1022. Si celui-ci, ô Sriñjaya, quatre fois plus heureux que toi, plus pieux, aussi, que ton fils, est mort, ne te lamente pas pour le (trépas) de ton enfant.

1023. Nous avons aussi, ô Sriñjaya, entendu parler de la mort de l’héroïque Sagara, le tigre des hommes à l’héroïsme surhumain, descendant d’Ikshvâkou.

1024. Quand il s’avançait (en bataille), soixante mille fils le suivaient, comme des troupes d’étoiles (escortent la lune) quand, le soir, la reine des constellations n’est pas couverte par les nuages,

1025. Sa splendeur fut telle, qu’alors la terre ne reconnut que son seul parasol royal. Il rassasia les dieux d’un millier d’açvamedhas.

1026, 1027. Il donna aux brahmanes qui le méritaient, un palais tout doré, orné de piliers d’or, rempli de lits de femmes aux yeux semblables à des feuilles de lotus ouverts. Il combla aussi leurs divers et nombreux désirs ; sur son indication, les brahmanes se partagèrent ces richesses.

1028. Étant en colère, il fit, dans la terre, creuser le lit de la mer, et, de son nom, le (vaste) amas des eaux fut appelé sâgara (l’Océan),

1029. Ô Sriñjaya, si celui-ci, quatre fois plus heureux que toi, et plus pieux que ton fils, est mort, ne te lamente pas sur le (trépas de) ton enfant.

1030. Nous avons oui dire que le roi Prithou, fils de Vena, était mort, lui que les maharshis réunis sacrèrent dans la grande forêt.

1031. « Il étendra les mondes. » Ainsi (dirent-ils). Et il fut (pour cela) nommé Prithou (large). On l’appela kshatriya (protecteur), parce qu’il protégea (les peuples) contre les injures (kshata).

1032. À la vue de Prithou, fils de Vena, les créatures dirent : « Nous l’aimons ». Il fut, d’après cela, appelé râja (roi), et son titre tira son origine de l’affection (qu’on lui portait), (racine ranj, aimer, être attaché à).

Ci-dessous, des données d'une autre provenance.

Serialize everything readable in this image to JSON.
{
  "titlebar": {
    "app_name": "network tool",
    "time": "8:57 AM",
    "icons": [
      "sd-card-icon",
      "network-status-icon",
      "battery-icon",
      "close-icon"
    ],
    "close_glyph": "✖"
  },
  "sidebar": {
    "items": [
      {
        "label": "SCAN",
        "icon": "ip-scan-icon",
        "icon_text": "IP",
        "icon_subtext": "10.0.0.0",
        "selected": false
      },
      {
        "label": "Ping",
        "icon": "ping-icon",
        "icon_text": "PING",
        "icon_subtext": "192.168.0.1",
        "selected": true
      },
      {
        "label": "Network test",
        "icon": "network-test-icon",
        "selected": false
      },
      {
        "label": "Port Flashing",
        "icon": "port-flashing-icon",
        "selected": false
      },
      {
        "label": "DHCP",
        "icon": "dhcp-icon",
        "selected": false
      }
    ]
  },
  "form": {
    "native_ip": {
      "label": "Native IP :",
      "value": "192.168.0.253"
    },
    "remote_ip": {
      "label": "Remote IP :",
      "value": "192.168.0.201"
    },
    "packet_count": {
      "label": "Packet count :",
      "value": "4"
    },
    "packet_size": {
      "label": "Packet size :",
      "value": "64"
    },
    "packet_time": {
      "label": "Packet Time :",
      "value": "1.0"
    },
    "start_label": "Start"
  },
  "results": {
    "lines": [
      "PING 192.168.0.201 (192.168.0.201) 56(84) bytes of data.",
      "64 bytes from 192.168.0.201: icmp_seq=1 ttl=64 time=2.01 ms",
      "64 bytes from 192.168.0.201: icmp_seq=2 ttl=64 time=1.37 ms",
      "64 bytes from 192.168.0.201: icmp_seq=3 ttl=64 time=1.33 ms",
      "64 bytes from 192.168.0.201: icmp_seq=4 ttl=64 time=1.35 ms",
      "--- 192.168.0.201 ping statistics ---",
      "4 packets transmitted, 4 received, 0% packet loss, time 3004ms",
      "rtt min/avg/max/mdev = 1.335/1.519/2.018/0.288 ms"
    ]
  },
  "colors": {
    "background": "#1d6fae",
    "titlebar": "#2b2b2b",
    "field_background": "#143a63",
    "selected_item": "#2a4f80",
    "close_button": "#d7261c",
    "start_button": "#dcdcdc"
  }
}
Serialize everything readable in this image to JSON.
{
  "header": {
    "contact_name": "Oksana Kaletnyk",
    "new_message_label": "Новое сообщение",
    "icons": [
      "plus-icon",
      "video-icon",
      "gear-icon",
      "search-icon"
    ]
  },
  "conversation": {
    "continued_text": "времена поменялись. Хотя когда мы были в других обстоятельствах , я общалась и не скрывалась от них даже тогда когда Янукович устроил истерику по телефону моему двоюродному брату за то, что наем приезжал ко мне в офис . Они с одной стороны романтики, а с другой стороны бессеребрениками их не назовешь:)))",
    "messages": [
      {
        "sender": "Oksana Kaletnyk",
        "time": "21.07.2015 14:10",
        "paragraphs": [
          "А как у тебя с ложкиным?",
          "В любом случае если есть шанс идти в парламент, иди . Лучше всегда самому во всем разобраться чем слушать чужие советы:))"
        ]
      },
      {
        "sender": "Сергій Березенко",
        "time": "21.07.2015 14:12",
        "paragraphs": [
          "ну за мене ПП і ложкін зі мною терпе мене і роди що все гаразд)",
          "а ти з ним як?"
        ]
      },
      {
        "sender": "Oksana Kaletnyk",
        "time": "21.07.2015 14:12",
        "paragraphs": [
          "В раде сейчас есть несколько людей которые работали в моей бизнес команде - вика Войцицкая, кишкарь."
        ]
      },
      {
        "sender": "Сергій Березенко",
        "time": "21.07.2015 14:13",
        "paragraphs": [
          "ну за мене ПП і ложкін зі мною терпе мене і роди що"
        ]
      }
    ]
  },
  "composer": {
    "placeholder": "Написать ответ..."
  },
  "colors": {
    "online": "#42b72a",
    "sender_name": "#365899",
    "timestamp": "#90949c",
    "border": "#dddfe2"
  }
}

1033. Pendant le règne du fils de Vena, la terre donnait des fruits sans être cultivée . Dans chaque excavation on trouvait du miel, et toutes les vaches donnait un drona de lait.

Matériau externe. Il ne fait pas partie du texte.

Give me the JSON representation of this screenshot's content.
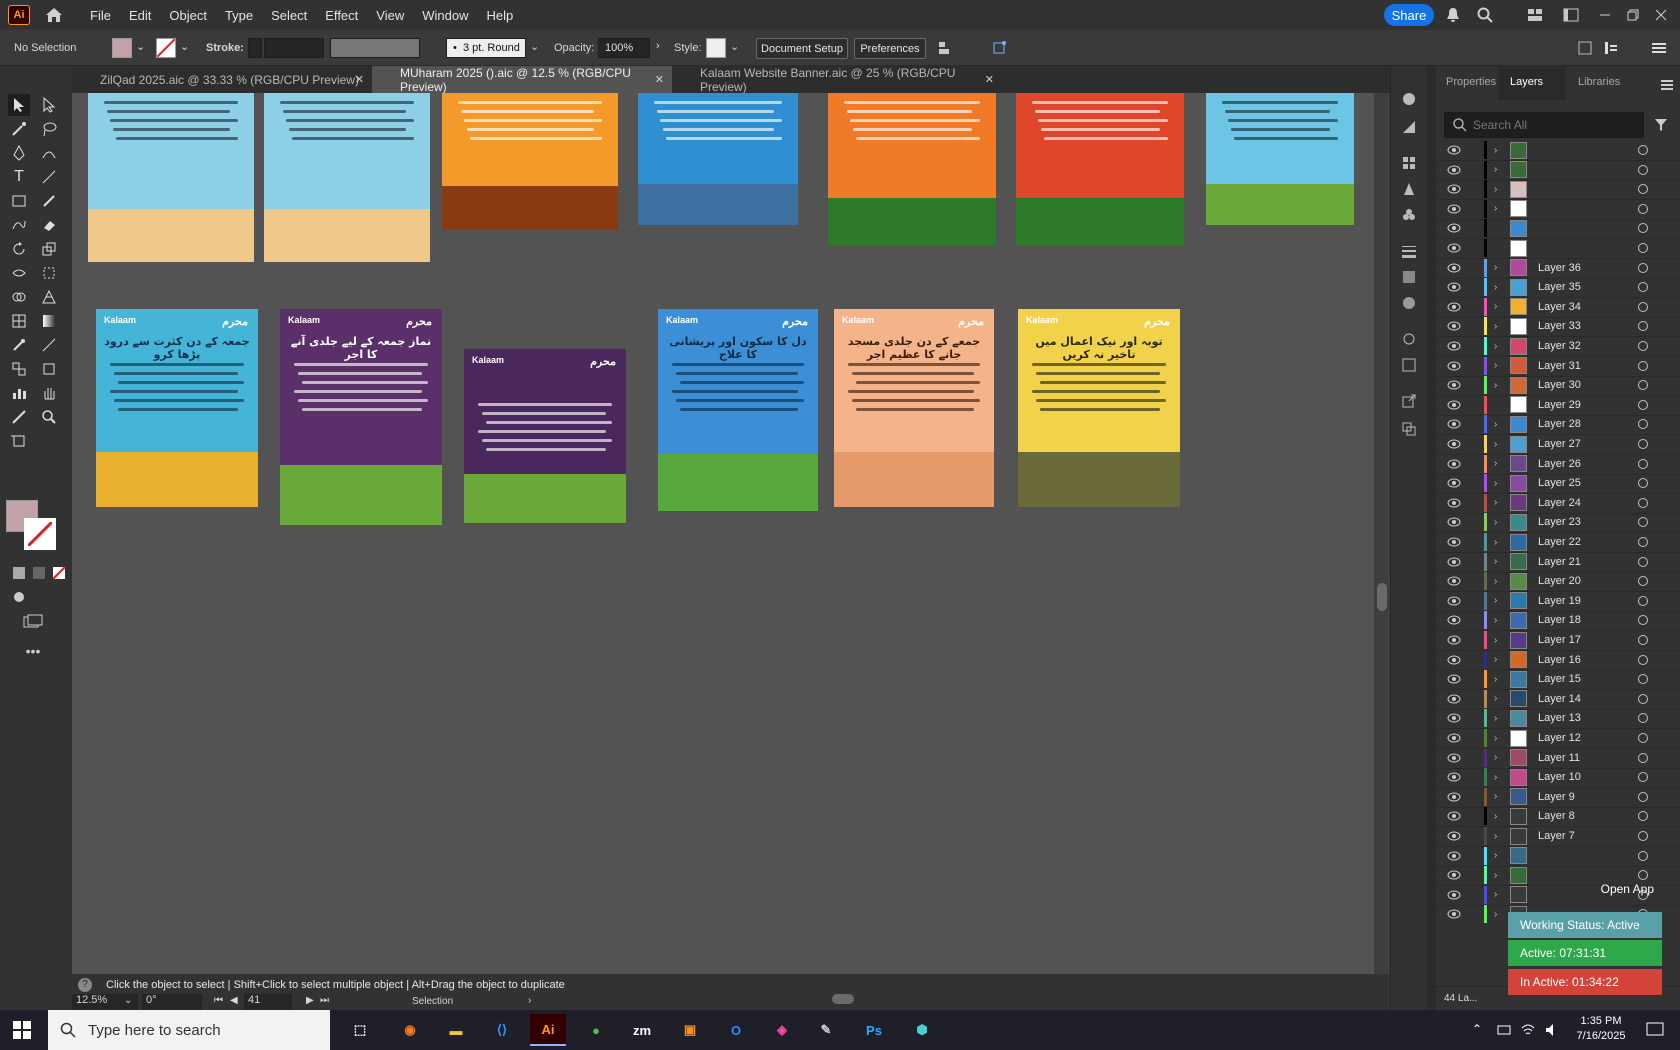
{
  "app": {
    "logo": "Ai",
    "menus": [
      "File",
      "Edit",
      "Object",
      "Type",
      "Select",
      "Effect",
      "View",
      "Window",
      "Help"
    ],
    "share_label": "Share"
  },
  "control": {
    "selection": "No Selection",
    "stroke_label": "Stroke:",
    "brush_value": "3 pt. Round",
    "opacity_label": "Opacity:",
    "opacity_value": "100%",
    "style_label": "Style:",
    "document_setup": "Document Setup",
    "preferences": "Preferences",
    "fill_color": "#c3a1a8"
  },
  "tabs": [
    {
      "label": "ZilQad 2025.aic @ 33.33 % (RGB/CPU Preview)",
      "active": false
    },
    {
      "label": "MUharam 2025 ().aic @ 12.5 % (RGB/CPU Preview)",
      "active": true
    },
    {
      "label": "Kalaam Website Banner.aic @ 25 % (RGB/CPU Preview)",
      "active": false
    }
  ],
  "artboards_top": [
    {
      "bg": "#8ecfe8",
      "ground": "#f0c98a",
      "text_color": "#1d2d3a"
    },
    {
      "bg": "#8ecfe8",
      "ground": "#f0c98a",
      "text_color": "#1d2d3a"
    },
    {
      "bg": "#f59a2a",
      "ground": "#8a3a10",
      "text_color": "#ffffff"
    },
    {
      "bg": "#2f8fd0",
      "ground": "#3d6fa0",
      "text_color": "#ffffff"
    },
    {
      "bg": "#f07a28",
      "ground": "#2c7a2a",
      "text_color": "#ffffff"
    },
    {
      "bg": "#e0462a",
      "ground": "#2c7a2a",
      "text_color": "#ffffff"
    },
    {
      "bg": "#6cc5e5",
      "ground": "#6aa83a",
      "text_color": "#1d2d3a"
    }
  ],
  "artboards_bottom": [
    {
      "brand": "Kalaam",
      "title": "جمعہ کے دن کثرت سے درود پڑھا کرو",
      "bg": "#44b5d6",
      "ground": "#e9b030",
      "text_color": "#12304a"
    },
    {
      "brand": "Kalaam",
      "title": "نماز جمعہ کے لیے جلدی آنے کا اجر",
      "bg": "#5b2f6a",
      "ground": "#6aa83a",
      "text_color": "#ffffff"
    },
    {
      "brand": "Kalaam",
      "title": "",
      "bg": "#4a275c",
      "ground": "#6aa83a",
      "text_color": "#ffffff"
    },
    {
      "brand": "Kalaam",
      "title": "دل کا سکون اور پریشانی کا علاج",
      "bg": "#3c8fd6",
      "ground": "#58a83e",
      "text_color": "#0e2a44"
    },
    {
      "brand": "Kalaam",
      "title": "جمعے کے دن جلدی مسجد جانے کا عظیم اجر",
      "bg": "#f5b38a",
      "ground": "#e49a6a",
      "text_color": "#3a1f10"
    },
    {
      "brand": "Kalaam",
      "title": "توبہ اور نیک اعمال میں تاخیر نہ کریں",
      "bg": "#f2d24a",
      "ground": "#6a6a3a",
      "text_color": "#2a2a10"
    }
  ],
  "panel": {
    "tabs": [
      "Properties",
      "Layers",
      "Libraries"
    ],
    "search_placeholder": "Search All",
    "layer_count": "44 La...",
    "layers": [
      {
        "name": "",
        "color": "#000000",
        "thumb": "#3a6a3a",
        "expand": true
      },
      {
        "name": "",
        "color": "#000000",
        "thumb": "#3a6a3a",
        "expand": true
      },
      {
        "name": "",
        "color": "#000000",
        "thumb": "#d8c0c0",
        "expand": true
      },
      {
        "name": "",
        "color": "#000000",
        "thumb": "#ffffff",
        "expand": true
      },
      {
        "name": "",
        "color": "#000000",
        "thumb": "#3a8ad0",
        "expand": false
      },
      {
        "name": "",
        "color": "#000000",
        "thumb": "#ffffff",
        "expand": false
      },
      {
        "name": "Layer 36",
        "color": "#5aa0ff",
        "thumb": "#b04a9a",
        "expand": true
      },
      {
        "name": "Layer 35",
        "color": "#49c9ff",
        "thumb": "#4aa0d0",
        "expand": true
      },
      {
        "name": "Layer 34",
        "color": "#ff4fb4",
        "thumb": "#f0b030",
        "expand": true
      },
      {
        "name": "Layer 33",
        "color": "#ffe14a",
        "thumb": "#ffffff",
        "expand": true
      },
      {
        "name": "Layer 32",
        "color": "#4affd0",
        "thumb": "#d04a6a",
        "expand": true
      },
      {
        "name": "Layer 31",
        "color": "#8a4aff",
        "thumb": "#d05a3a",
        "expand": true
      },
      {
        "name": "Layer 30",
        "color": "#4aff5a",
        "thumb": "#d06a3a",
        "expand": true
      },
      {
        "name": "Layer 29",
        "color": "#ff4a4a",
        "thumb": "#ffffff",
        "expand": false
      },
      {
        "name": "Layer 28",
        "color": "#4a6aff",
        "thumb": "#3a8ad0",
        "expand": true
      },
      {
        "name": "Layer 27",
        "color": "#ffd04a",
        "thumb": "#4aa0d0",
        "expand": true
      },
      {
        "name": "Layer 26",
        "color": "#ff8a4a",
        "thumb": "#6a4a8a",
        "expand": true
      },
      {
        "name": "Layer 25",
        "color": "#b04aff",
        "thumb": "#8a4aa0",
        "expand": true
      },
      {
        "name": "Layer 24",
        "color": "#c04a4a",
        "thumb": "#6a3a7a",
        "expand": true
      },
      {
        "name": "Layer 23",
        "color": "#8ad04a",
        "thumb": "#3a8a8a",
        "expand": true
      },
      {
        "name": "Layer 22",
        "color": "#4a9aa0",
        "thumb": "#2a6aa0",
        "expand": true
      },
      {
        "name": "Layer 21",
        "color": "#6a8a8a",
        "thumb": "#3a6a4a",
        "expand": true
      },
      {
        "name": "Layer 20",
        "color": "#6a6a4a",
        "thumb": "#5a8a4a",
        "expand": true
      },
      {
        "name": "Layer 19",
        "color": "#4a7aa0",
        "thumb": "#2a7ab0",
        "expand": true
      },
      {
        "name": "Layer 18",
        "color": "#8a8aff",
        "thumb": "#3a6ab0",
        "expand": true
      },
      {
        "name": "Layer 17",
        "color": "#ff4a8a",
        "thumb": "#5a3a8a",
        "expand": true
      },
      {
        "name": "Layer 16",
        "color": "#2a2aa0",
        "thumb": "#d06a2a",
        "expand": true
      },
      {
        "name": "Layer 15",
        "color": "#ff9a2a",
        "thumb": "#3a7aa0",
        "expand": true
      },
      {
        "name": "Layer 14",
        "color": "#c08a4a",
        "thumb": "#2a4a6a",
        "expand": true
      },
      {
        "name": "Layer 13",
        "color": "#4ac08a",
        "thumb": "#4a8aa0",
        "expand": true
      },
      {
        "name": "Layer 12",
        "color": "#4a8a2a",
        "thumb": "#ffffff",
        "expand": true
      },
      {
        "name": "Layer 11",
        "color": "#5a2a8a",
        "thumb": "#a04a6a",
        "expand": true
      },
      {
        "name": "Layer 10",
        "color": "#2a8a4a",
        "thumb": "#c04a8a",
        "expand": true
      },
      {
        "name": "Layer 9",
        "color": "#8a5a2a",
        "thumb": "#3a5a8a",
        "expand": true
      },
      {
        "name": "Layer 8",
        "color": "#000000",
        "thumb": "#3a3a3a",
        "expand": true
      },
      {
        "name": "Layer 7",
        "color": "#4a4a4a",
        "thumb": "#3a3a3a",
        "expand": true
      },
      {
        "name": "",
        "color": "#4ae0ff",
        "thumb": "#3a6a8a",
        "expand": true
      },
      {
        "name": "",
        "color": "#4affa0",
        "thumb": "#3a6a3a",
        "expand": true
      },
      {
        "name": "",
        "color": "#4a4aff",
        "thumb": "#3a3a3a",
        "expand": true
      },
      {
        "name": "",
        "color": "#4aff4a",
        "thumb": "#3a3a3a",
        "expand": true
      }
    ]
  },
  "status": {
    "tip": "Click the object to select  |  Shift+Click to select multiple object  |  Alt+Drag the object to duplicate",
    "zoom": "12.5%",
    "rotation": "0°",
    "artboard": "41",
    "mode": "Selection"
  },
  "widget": {
    "open_app": "Open App",
    "working": "Working Status: Active",
    "active": "Active: 07:31:31",
    "inactive": "In Active: 01:34:22"
  },
  "taskbar": {
    "search_placeholder": "Type here to search",
    "time": "1:35 PM",
    "date": "7/16/2025",
    "apps": [
      {
        "label": "⬚",
        "color": "#ffffff"
      },
      {
        "label": "◉",
        "color": "#ff7a1a"
      },
      {
        "label": "▬",
        "color": "#f0c040"
      },
      {
        "label": "⟨⟩",
        "color": "#2a9aff"
      },
      {
        "label": "Ai",
        "color": "#ff9a00"
      },
      {
        "label": "●",
        "color": "#4ac04a"
      },
      {
        "label": "zm",
        "color": "#ffffff"
      },
      {
        "label": "▣",
        "color": "#ff8a1a"
      },
      {
        "label": "O",
        "color": "#2a8aff"
      },
      {
        "label": "◈",
        "color": "#ff4ab0"
      },
      {
        "label": "✎",
        "color": "#cccccc"
      },
      {
        "label": "Ps",
        "color": "#31a8ff"
      },
      {
        "label": "⬢",
        "color": "#4ad0d0"
      }
    ]
  }
}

1034. Les hommes, exempts de maladies, voyaient toutes leurs entreprises réussir. Ils habitaient, à leur fantaisie, au milieu des champs ou dans des maisons.

1035. Quand (Prithou) désirait aller sur mer, les eaux se solidifiaient (pour lui livrer passage), et les rivières s’écartaient (sur son chemin), (de façon que) son étendard ne rencontrât pas d’obstacles.

1036. Dans un grand sacrifice açvamedha, ce roi donna aux brahmanes vingt et une montagnes d’or, de trois nalvas de hauteur {{refl|24|num=24.

1037. Si, ô Sriñjaya, celui-ci, quatre fois plus heureux que toi, et, aussi, plus pieux que ton fils, est mort, ne te lamente pas sur (le trépas) de ton enfant.

1038. Ô Sriñjaya, pourquoi médites-tu en silence ? N’as-tu pas, ô roi, entendu mes paroles ? Ce que je t’ai (dit) n’a-t-il été qu’une lamentation inutile, (comme le seraient) des remèdes présentés à un moribond ? »

1039. Sriñjaya dit : Ô Nârada, j’ai entendu tes paroles concernant les magnanimes râjarshis aux œuvres méritoires, et célébrés par la renommée. Ton discours offre un grand intérêt. Il est comme une guirlande au parfum agréable, et il chasse le chagrin.

1040. Ô maharshi, tu n’as pas exhalé des lamentations inutiles. Rien qu’en te voyant, ô Nârada, mon chagrin a disparu : Ô homme aux paroles vraies, le désir que j’ai de t’entendre n’est pas satisfait. C’est ainsi (que l’on ne se rassasie pas) de boire le nectar.

1041. Ô homme dont la vue porte bonheur, tu pourrais m’accorder une faveur. Je suis brûlé de chagrin, ô puissant. Que ta grâce m’octroie la résurrection de mon fils, et me réunisse à lui.

1042. Nârada dit : Ton fils, que Parvata t’avait donné et qui était mort, est ressuscité. Je te rends ton fils au nombril d’or et il vivra mille ans.